How? When? Using what mechanisms? What does this even mean? These insipid soundbites are typical, vague centrist fayre and in reality, mean very little; easy pot-shots that tug on people’s concerns and heartstrings. So, if we were scoring Starmer on his statement that Labour has “claimed the centre ground”, then it would be a 10/10. In reality, though, it’s little more than half-baked comms from someone with a third in a PR degree. 

But on top of all this putrid centricity, the Labour leader also made statements which were, at best, bullshit. 

Vacuous BS

Starmer’s claim of Labour being “closer to power than it has been in more than a decade” is utterly false. The latest analysis from Britain Elects shows the party would need at least a 12-point lead in the polls to win a majority – something Starmer has so far not achieved. Even recently, with Boris Johnson’s government in chaos, Labour was just over six percentage points ahead, falling short of a majority if replicated at an election. Moreover, Labour saw similar leads under Corbyn – and that election win never materialised. 

But it was perhaps Starmer’s claims about how he has transformed the party which will stick in the throat of most left-wing members and supporters.

He said that Labour has “shed unworkable or unaffordable policies” but with no clear reference to what these are. Clearly, it’s those promises he made during the Labour leadership election. Remember those? The talk of nationalisation of industries and services? We can now categorically see that Starmer’s pledges were nothing short of manipulation of party members. This is despite the fact that with things like rail renationalisation, the public consistently supports it. 

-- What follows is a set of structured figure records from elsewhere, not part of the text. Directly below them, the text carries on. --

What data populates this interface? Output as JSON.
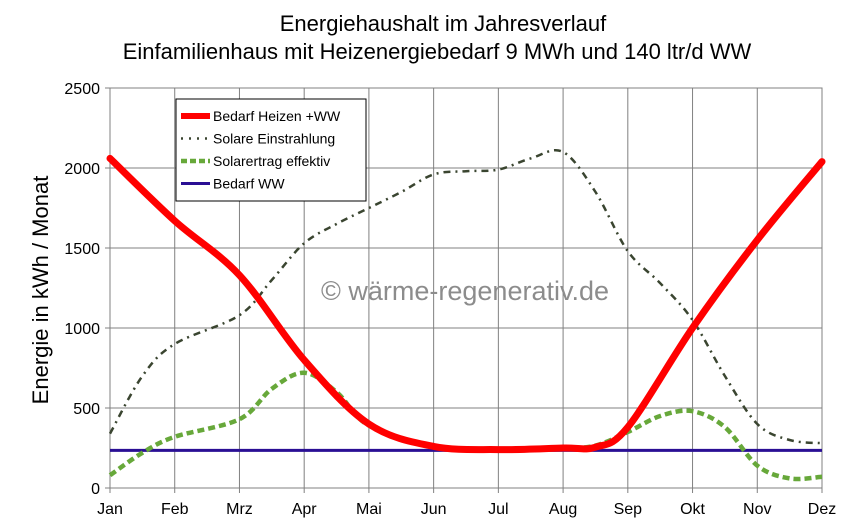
{
  "chart_data": {
    "type": "line",
    "title": "Energiehaushalt im Jahresverlauf",
    "subtitle": "Einfamilienhaus mit Heizenergiebedarf 9 MWh und 140 ltr/d WW",
    "xlabel": "",
    "ylabel": "Energie in kWh / Monat",
    "ylim": [
      0,
      2500
    ],
    "yticks": [
      "0",
      "500",
      "1000",
      "1500",
      "2000",
      "2500"
    ],
    "categories": [
      "Jan",
      "Feb",
      "Mrz",
      "Apr",
      "Mai",
      "Jun",
      "Jul",
      "Aug",
      "Sep",
      "Okt",
      "Nov",
      "Dez"
    ],
    "grid": true,
    "legend_position": "top-left",
    "watermark": "© wärme-regenerativ.de",
    "series": [
      {
        "name": "Bedarf Heizen +WW",
        "color": "#ff0000",
        "style": "solid-thick",
        "x": [
          0,
          1,
          2,
          3,
          4,
          5,
          6,
          7,
          7.5,
          8,
          9,
          10,
          11
        ],
        "values": [
          2060,
          1670,
          1330,
          800,
          400,
          260,
          240,
          250,
          255,
          380,
          1000,
          1550,
          2040
        ]
      },
      {
        "name": "Solare Einstrahlung",
        "color": "#3a4530",
        "style": "dash-dot",
        "x": [
          0,
          0.5,
          1,
          2,
          2.5,
          3,
          3.5,
          4,
          4.5,
          5,
          5.5,
          6,
          6.5,
          7,
          7.5,
          8,
          8.5,
          9,
          9.5,
          10,
          10.5,
          11
        ],
        "values": [
          340,
          700,
          900,
          1080,
          1300,
          1530,
          1650,
          1750,
          1850,
          1960,
          1980,
          1990,
          2060,
          2100,
          1850,
          1480,
          1280,
          1050,
          700,
          400,
          300,
          280
        ]
      },
      {
        "name": "Solarertrag effektiv",
        "color": "#67a83a",
        "style": "dashed",
        "x": [
          0,
          0.5,
          1,
          2,
          2.5,
          3,
          3.5,
          4,
          5,
          6,
          7,
          7.5,
          8,
          8.5,
          9,
          9.5,
          10,
          10.5,
          11
        ],
        "values": [
          80,
          220,
          320,
          430,
          620,
          720,
          600,
          390,
          260,
          245,
          250,
          265,
          350,
          450,
          480,
          380,
          140,
          60,
          70
        ]
      },
      {
        "name": "Bedarf WW",
        "color": "#2a0f94",
        "style": "solid",
        "x": [
          0,
          11
        ],
        "values": [
          235,
          235
        ]
      }
    ]
  }
}
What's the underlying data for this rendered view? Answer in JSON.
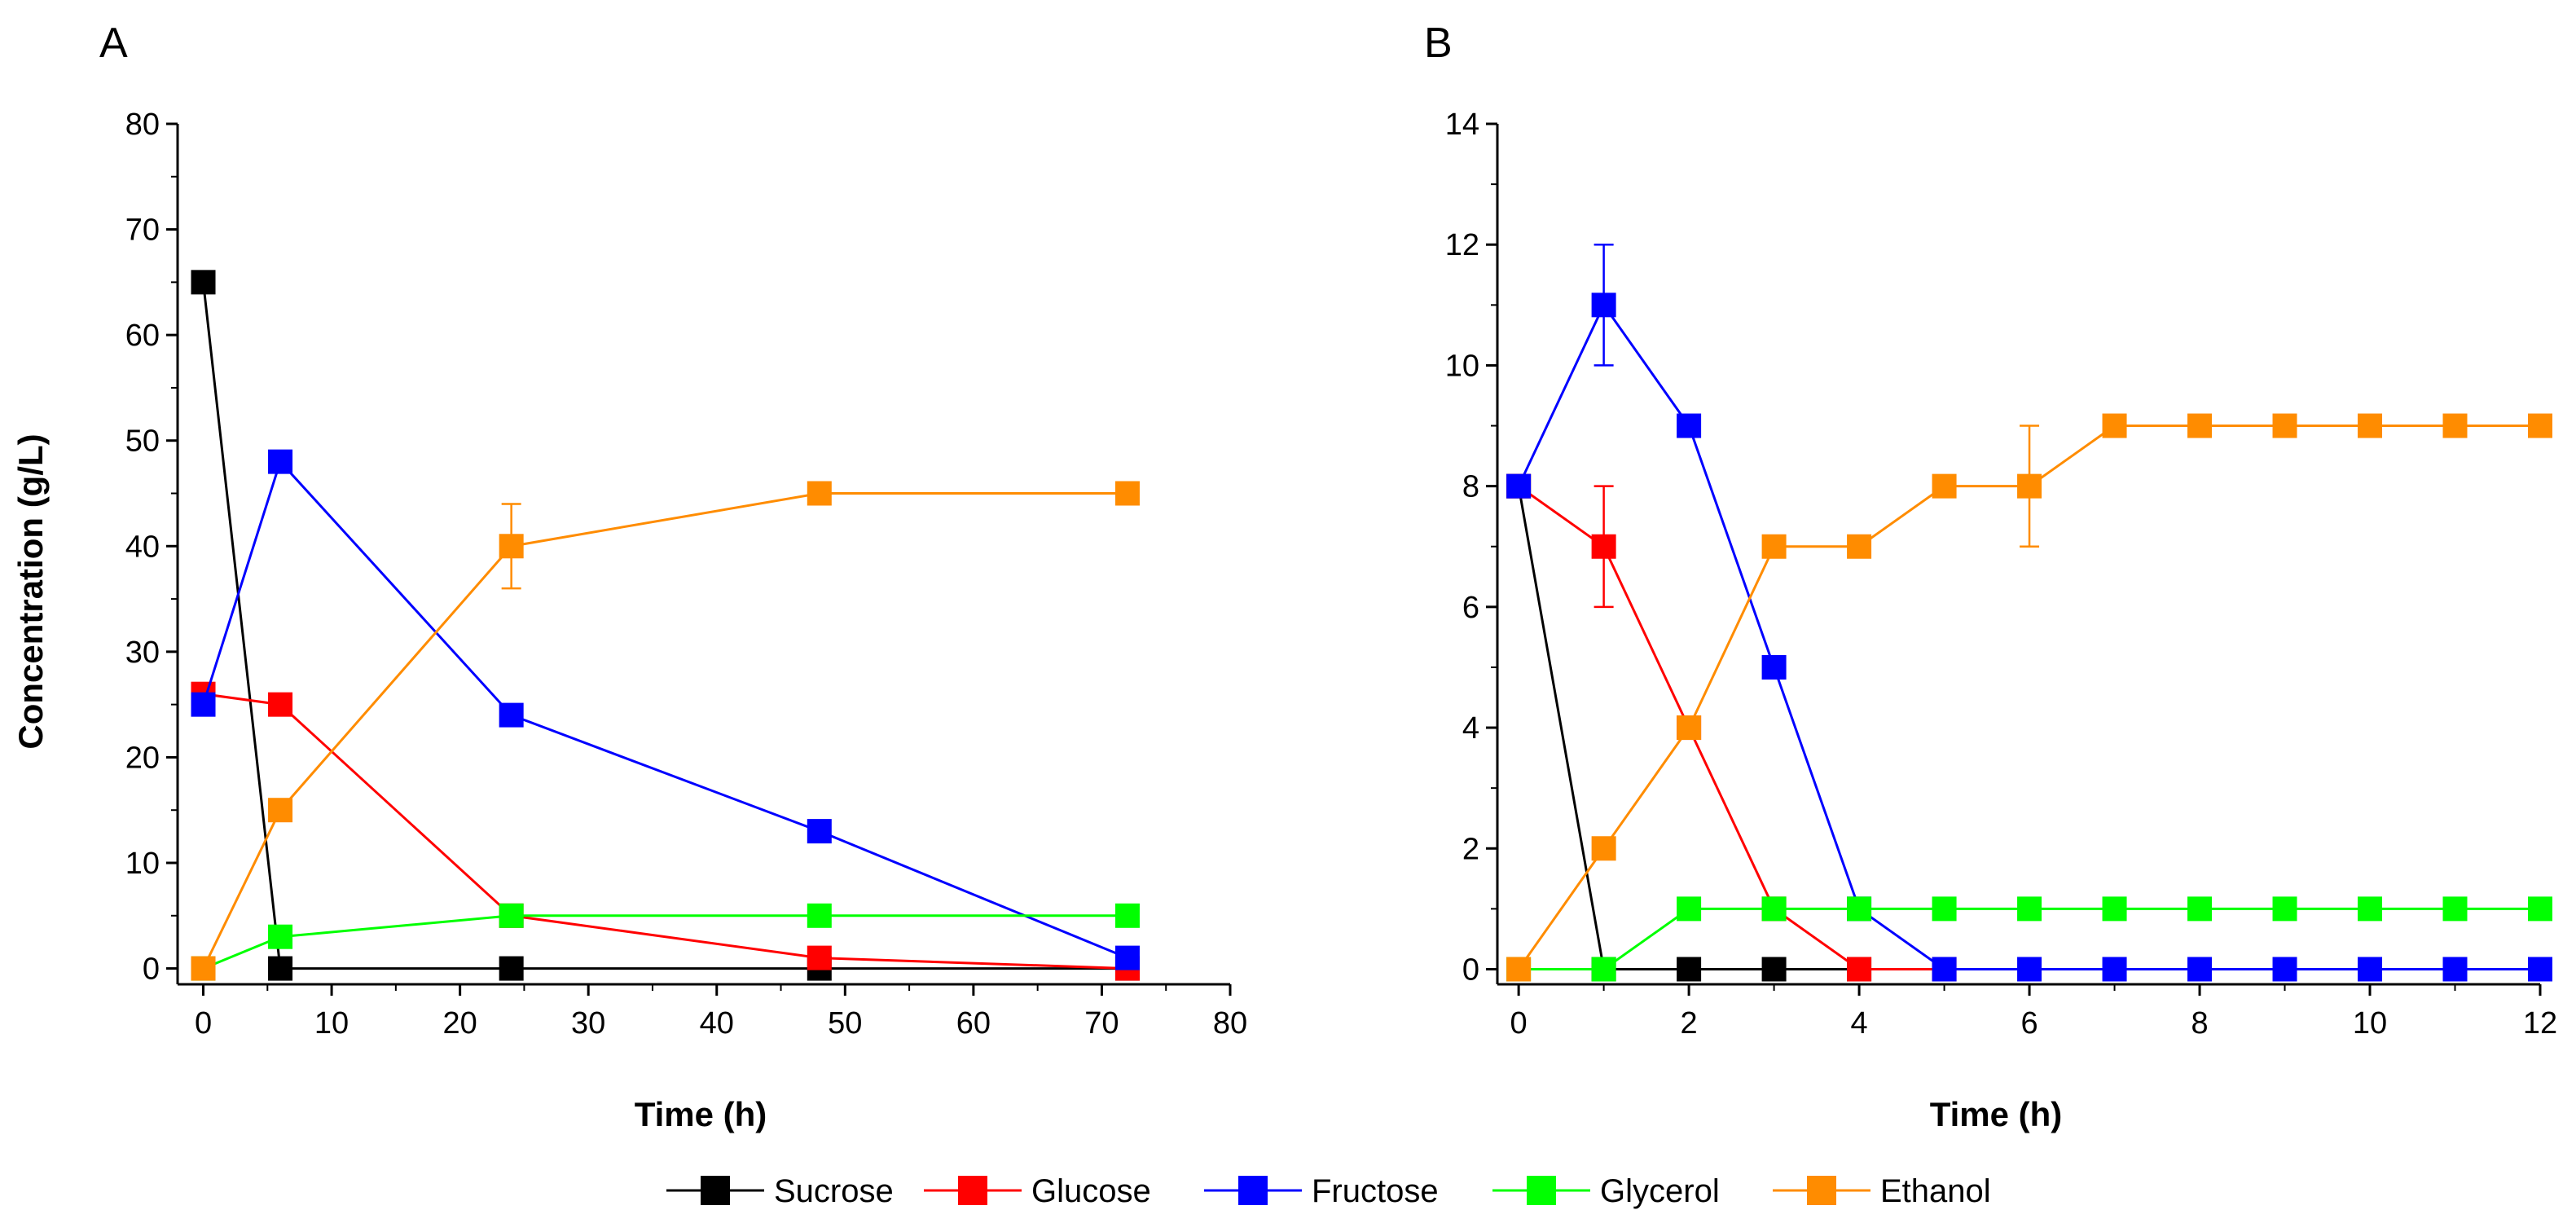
{
  "chart_data": [
    {
      "type": "line",
      "panel_label": "A",
      "title": "",
      "xlabel": "Time (h)",
      "ylabel": "Concentration (g/L)",
      "xlim": [
        0,
        80
      ],
      "ylim": [
        0,
        80
      ],
      "x_ticks": [
        0,
        10,
        20,
        30,
        40,
        50,
        60,
        70,
        80
      ],
      "y_ticks": [
        0,
        10,
        20,
        30,
        40,
        50,
        60,
        70,
        80
      ],
      "x_tick_labels": [
        "0",
        "10",
        "20",
        "30",
        "40",
        "50",
        "60",
        "70",
        "80"
      ],
      "y_tick_labels": [
        "0",
        "10",
        "20",
        "30",
        "40",
        "50",
        "60",
        "70",
        "80"
      ],
      "grid": false,
      "series": [
        {
          "name": "Sucrose",
          "color": "#000000",
          "x": [
            0,
            6,
            24,
            48,
            72
          ],
          "values": [
            65,
            0,
            0,
            0,
            0
          ]
        },
        {
          "name": "Glucose",
          "color": "#ff0000",
          "x": [
            0,
            6,
            24,
            48,
            72
          ],
          "values": [
            26,
            25,
            5,
            1,
            0
          ]
        },
        {
          "name": "Fructose",
          "color": "#0000ff",
          "x": [
            0,
            6,
            24,
            48,
            72
          ],
          "values": [
            25,
            48,
            24,
            13,
            1
          ]
        },
        {
          "name": "Glycerol",
          "color": "#00ff00",
          "x": [
            0,
            6,
            24,
            48,
            72
          ],
          "values": [
            0,
            3,
            5,
            5,
            5
          ]
        },
        {
          "name": "Ethanol",
          "color": "#ff8c00",
          "x": [
            0,
            6,
            24,
            48,
            72
          ],
          "values": [
            0,
            15,
            40,
            45,
            45
          ],
          "errors": [
            0,
            0,
            4,
            0,
            0
          ]
        }
      ]
    },
    {
      "type": "line",
      "panel_label": "B",
      "title": "",
      "xlabel": "Time (h)",
      "ylabel": "",
      "xlim": [
        0,
        12
      ],
      "ylim": [
        0,
        14
      ],
      "x_ticks": [
        0,
        2,
        4,
        6,
        8,
        10,
        12
      ],
      "y_ticks": [
        0,
        2,
        4,
        6,
        8,
        10,
        12,
        14
      ],
      "x_tick_labels": [
        "0",
        "2",
        "4",
        "6",
        "8",
        "10",
        "12"
      ],
      "y_tick_labels": [
        "0",
        "2",
        "4",
        "6",
        "8",
        "10",
        "12",
        "14"
      ],
      "grid": false,
      "series": [
        {
          "name": "Sucrose",
          "color": "#000000",
          "x": [
            0,
            1,
            2,
            3,
            4
          ],
          "values": [
            8,
            0,
            0,
            0,
            0
          ]
        },
        {
          "name": "Glucose",
          "color": "#ff0000",
          "x": [
            0,
            1,
            2,
            3,
            4,
            5
          ],
          "values": [
            8,
            7,
            4,
            1,
            0,
            0
          ],
          "errors": [
            0,
            1,
            0,
            0,
            0,
            0
          ]
        },
        {
          "name": "Fructose",
          "color": "#0000ff",
          "x": [
            0,
            1,
            2,
            3,
            4,
            5,
            6,
            7,
            8,
            9,
            10,
            11,
            12
          ],
          "values": [
            8,
            11,
            9,
            5,
            1,
            0,
            0,
            0,
            0,
            0,
            0,
            0,
            0
          ],
          "errors": [
            0,
            1,
            0,
            0,
            0,
            0,
            0,
            0,
            0,
            0,
            0,
            0,
            0
          ]
        },
        {
          "name": "Glycerol",
          "color": "#00ff00",
          "x": [
            0,
            1,
            2,
            3,
            4,
            5,
            6,
            7,
            8,
            9,
            10,
            11,
            12
          ],
          "values": [
            0,
            0,
            1,
            1,
            1,
            1,
            1,
            1,
            1,
            1,
            1,
            1,
            1
          ]
        },
        {
          "name": "Ethanol",
          "color": "#ff8c00",
          "x": [
            0,
            1,
            2,
            3,
            4,
            5,
            6,
            7,
            8,
            9,
            10,
            11,
            12
          ],
          "values": [
            0,
            2,
            4,
            7,
            7,
            8,
            8,
            9,
            9,
            9,
            9,
            9,
            9
          ],
          "errors": [
            0,
            0,
            0,
            0,
            0,
            0,
            1,
            0,
            0,
            0,
            0,
            0,
            0
          ]
        }
      ]
    }
  ],
  "legend": {
    "placement": "bottom-center",
    "entries": [
      {
        "name": "Sucrose",
        "color": "#000000"
      },
      {
        "name": "Glucose",
        "color": "#ff0000"
      },
      {
        "name": "Fructose",
        "color": "#0000ff"
      },
      {
        "name": "Glycerol",
        "color": "#00ff00"
      },
      {
        "name": "Ethanol",
        "color": "#ff8c00"
      }
    ]
  }
}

Let’s not get onto the issue of the RMT strike: where Starmer banned his frontbench MPs from attending rallies – once again, flying in the face of public opinion with some polls showing support for the industrial action.

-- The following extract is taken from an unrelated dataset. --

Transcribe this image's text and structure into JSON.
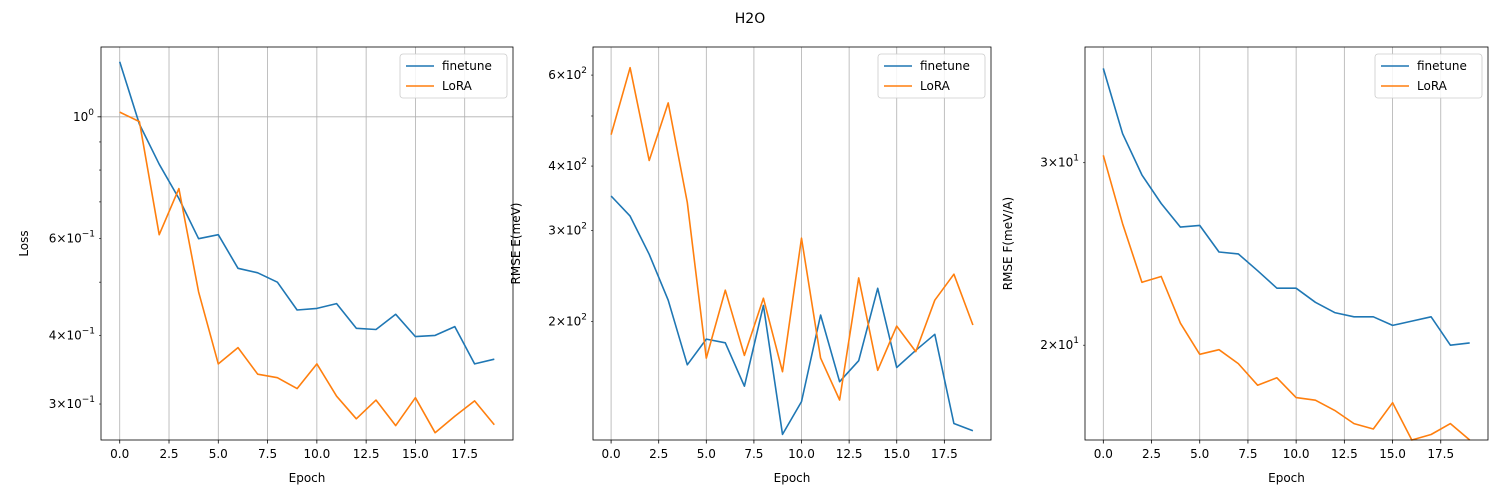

Maybe this is all too cynical about Starmer, though. After all, are opinion polls really to be trusted? So, if we work on the basis of the quantitative evidence about his time as leader, do his claims about Labour’s electability still stack up? Absolutely not.

Quantitative nonsense

The Wakefield by-election is a case in point – with Starmer and the party saying it showed that Labour is back, more popular and ready to win the general election. This is literally not true. Just 19% of the electorate voted for the party in the by-election; Labour only managed to pick up less than half of the swing away from the Tories and the turnout was under 40%. So, if it shows anything it’s that the public is sick to the back teeth of the Tories and Labour – so much so they feel no reason to vote. This is, of course, on top of the lukewarm local elections results and the loss of Hartlepool. 

Overall, though, what Starmer’s Observer column showed was that his and his acolytes’ destruction of the Corbyn project is complete. Centrism has returned with a vengeance – but he’s not even very good at it. The one thing you could say about Tony Blair and his team was that they at least presented an image of charisma, competence and change. Starmer’s version of this is tired, timid and tedious; like a washed-up version of Ed Miliband but less likeable. 

Labour is dead 

Perhaps the most unintentionally hilarious part is, though, Starmer’s claim of Labour ‘claiming the centre ground’. Aside from the fact it’s the Lib Dems doing this, in reality, all the evidence points to the fact that the public doesn’t want the centre ground: low election turnouts, support for nationalisation and striking workers and every member of Change UK (remember them?) losing their seats in the 2019 general election point to this. 

If Starmer and his team seriously believe the public wants centrism and that it’s the answer to the country’s woes anyway, then they’re either a) seriously deluded, or b) intentionally selling us a pup to further their own careers. It may well be a bit of both. Or it could simply be that they’re all utterly useless. Either way, they’ve not only killed the Corbyn project but probably also the Labour Party too – all in the name of ‘centrism’.